Caligiuri Maureen, Molz Lisa, Liu Qing, Kaplan Faith, Xu Jimmy P, Majeti Jiangwen Z, Ramos-Kelsey Rebeca, Murthi Krishna, Lievens Sam, Tavernier Jan, Kley Nikolai
GPC Biotech Incorporated, Waltham, Massachusetts 02451, USA.
Chem Biol. 2006 Jul;13(7):711-22. doi: 10.1016/j.chembiol.2006.05.008.

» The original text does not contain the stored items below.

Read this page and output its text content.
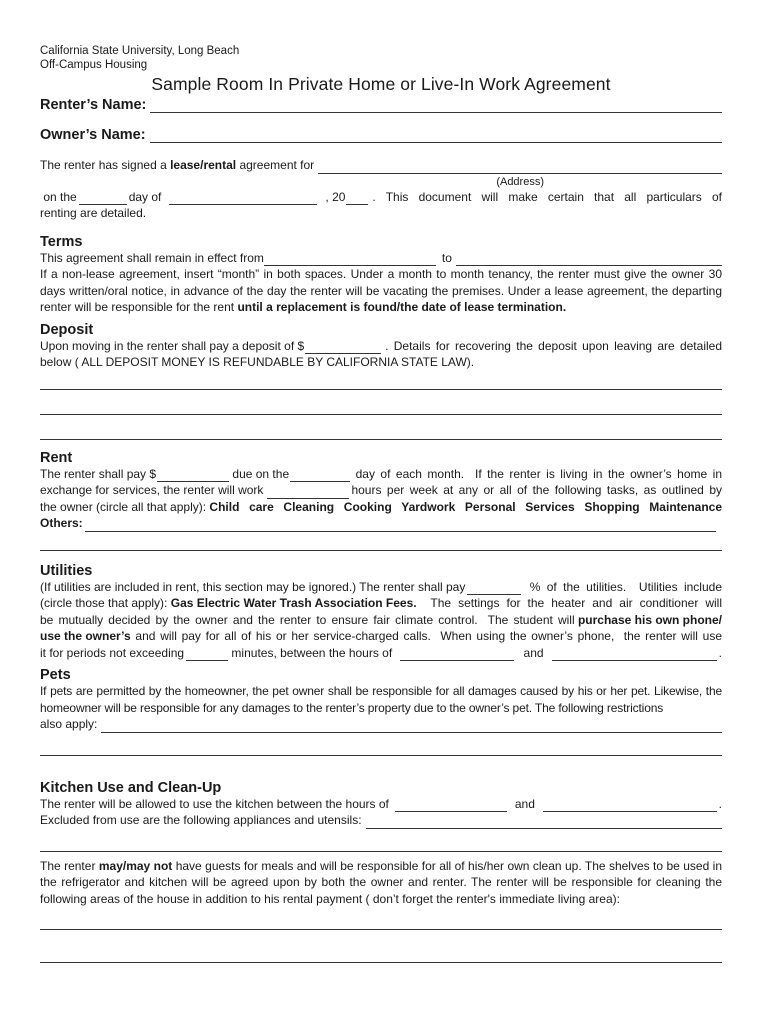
California State University, Long Beach
Off-Campus Housing
Sample Room In Private Home or Live-In Work Agreement
Renter’s Name:
Owner’s Name:
The renter has signed a lease/rental agreement for
(Address)
on the	day of	, 20 . This document will make certain that all particulars of
renting are detailed.
Terms
This agreement shall remain in effect from	to
If a non-lease agreement, insert “month” in both spaces. Under a month to month tenancy, the renter must give the owner 30 days written/oral notice, in advance of the day the renter will be vacating the premises. Under a lease agreement, the departing renter will be responsible for the rent until a replacement is found/the date of lease termination.
Deposit
Upon moving in the renter shall pay a deposit of $	. Details for recovering the deposit upon leaving are detailed
below ( ALL DEPOSIT MONEY IS REFUNDABLE BY CALIFORNIA STATE LAW).
Rent
The renter shall pay $	due on the	day of each month.  If the renter is living in the owner’s home in
exchange for services, the renter will work	hours per week at any or all of the following tasks, as outlined by
the owner (circle all that apply): Child care Cleaning Cooking Yardwork Personal Services Shopping Maintenance
Others:
Utilities
(If utilities are included in rent, this section may be ignored.) The renter shall pay	% of the utilities.  Utilities include
(circle those that apply): Gas Electric Water Trash Association Fees. The settings for the heater and air conditioner will
be mutually decided by the owner and the renter to ensure fair climate control.  The student will purchase his own phone/
use the owner’s and will pay for all of his or her service-charged calls.  When using the owner’s phone,  the renter will use
it for periods not exceeding	minutes, between the hours of	and	.
Pets
If pets are permitted by the homeowner, the pet owner shall be responsible for all damages caused by his or her pet. Likewise, the homeowner will be responsible for any damages to the renter’s property due to the owner’s pet. The following restrictions
also apply:
Kitchen Use and Clean-Up
The renter will be allowed to use the kitchen between the hours of	and	.
Excluded from use are the following appliances and utensils:
The renter may/may not have guests for meals and will be responsible for all of his/her own clean up. The shelves to be used in the refrigerator and kitchen will be agreed upon by both the owner and renter. The renter will be responsible for cleaning the following areas of the house in addition to his rental payment ( don’t forget the renter's immediate living area):
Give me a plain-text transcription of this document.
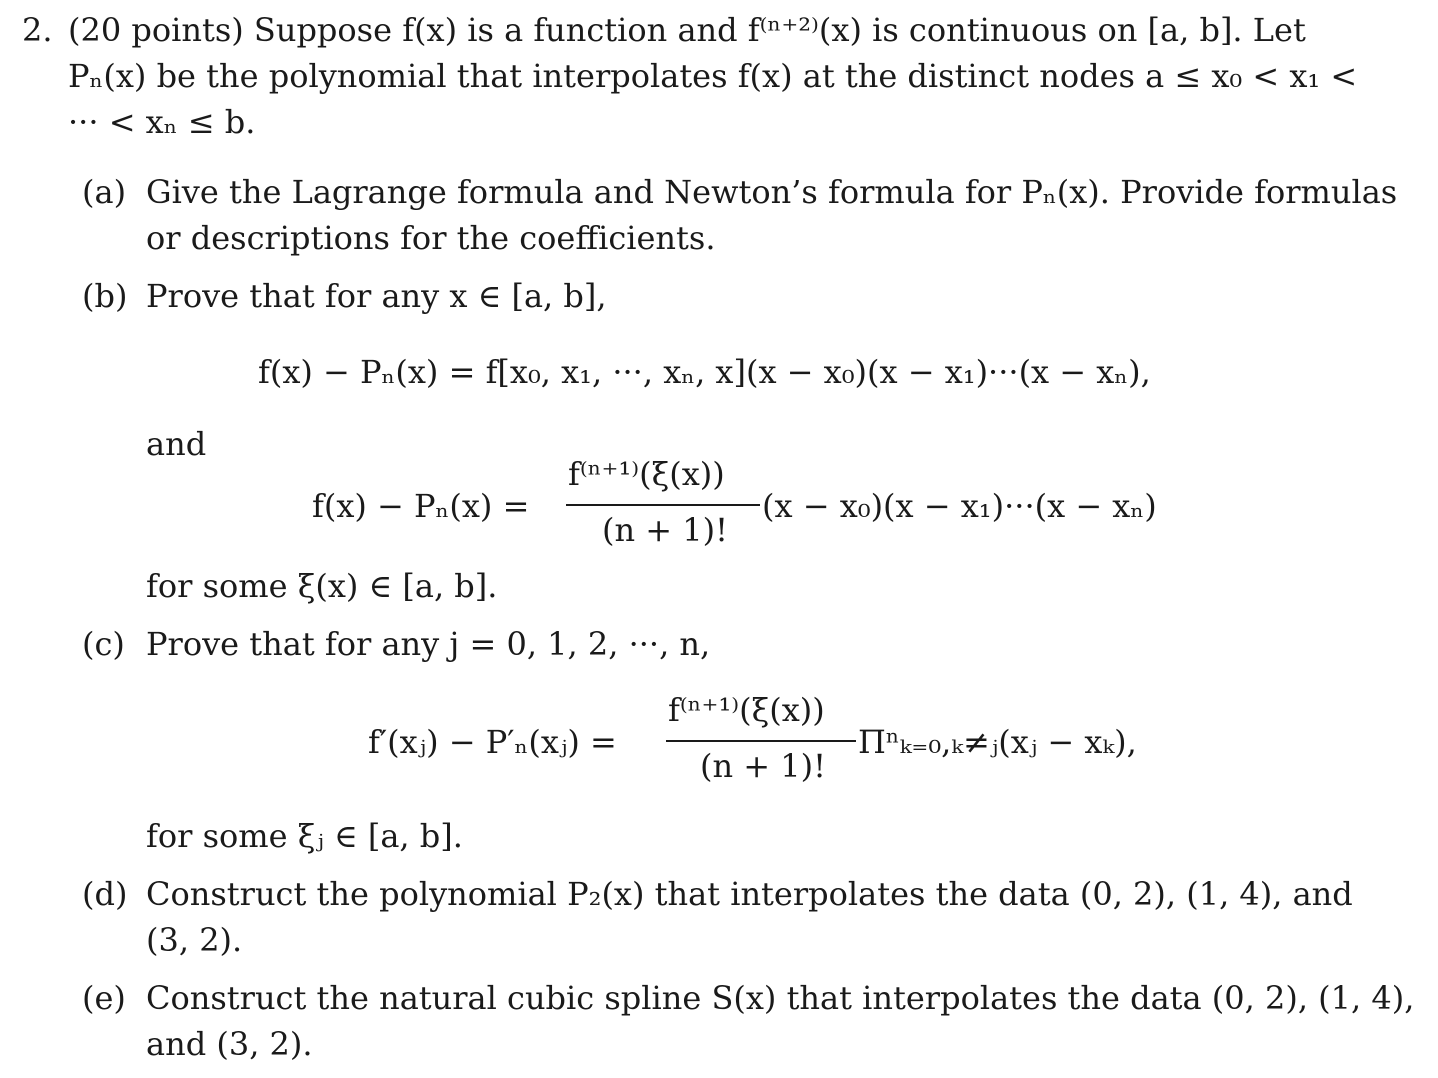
2. (20 points) Suppose f(x) is a function and f⁽ⁿ⁺²⁾(x) is continuous on [a, b]. Let
Pₙ(x) be the polynomial that interpolates f(x) at the distinct nodes a ≤ x₀ < x₁ <
··· < xₙ ≤ b.
(a) Give the Lagrange formula and Newton’s formula for Pₙ(x). Provide formulas
or descriptions for the coefficients.
(b) Prove that for any x ∈ [a, b],
f(x) − Pₙ(x) = f[x₀, x₁, ···, xₙ, x](x − x₀)(x − x₁)···(x − xₙ),
and
f(x) − Pₙ(x) =
f⁽ⁿ⁺¹⁾(ξ(x))
(n + 1)!
(x − x₀)(x − x₁)···(x − xₙ)
for some ξ(x) ∈ [a, b].
(c) Prove that for any j = 0, 1, 2, ···, n,
f′(xⱼ) − P′ₙ(xⱼ) =
f⁽ⁿ⁺¹⁾(ξ(x))
(n + 1)!
Πⁿₖ₌₀,ₖ≠ⱼ(xⱼ − xₖ),
for some ξⱼ ∈ [a, b].
(d) Construct the polynomial P₂(x) that interpolates the data (0, 2), (1, 4), and
(3, 2).
(e) Construct the natural cubic spline S(x) that interpolates the data (0, 2), (1, 4),
and (3, 2).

Organic small molecules generally act by perturbing the function of one or more cellular target proteins, the identification of which is essential to an understanding of the molecular basis of drug action. Here we describe the application of methotrexate-linked small molecule ligands to a mammalian three-hybrid interaction trap for proteome-wide identification of small molecule targets, quantification of the targeting potency of unmodified small molecules for such targets in intact cells, and screening for inhibitors of small molecule-protein interactions. During the course of this study we also identified the pyrido[2,3-d]pyrimidine PD173955, a known SRC kinase inhibitor, as a potent inhibitor of several ephrin receptor tyrosine kinases. This finding could perhaps be exploited in the design of inhibitors for this kinase subfamily, members of which have been implicated in the pathogenesis of various diseases, including cancer.
有机小分子通常通过干扰一种或多种细胞靶蛋白的功能来发挥作用,而确定这些靶蛋白对于理解药物作用的分子基础至关重要。在此,我们描述了将甲氨蝶呤连接的小分子配体应用于哺乳动物三杂交相互作用陷阱,以进行全蛋白质组范围的小分子靶标鉴定、完整细胞中未修饰小分子对此类靶标的靶向效力定量,以及筛选小分子-蛋白质相互作用的抑制剂。在本研究过程中,我们还确定了已知的SRC激酶抑制剂吡啶并[2,3-d]嘧啶PD173955是几种 Ephrin 受体酪氨酸激酶的有效抑制剂。这一发现或许可用于设计该激酶亚家族的抑制剂,该亚家族的成员与包括癌症在内的多种疾病的发病机制有关。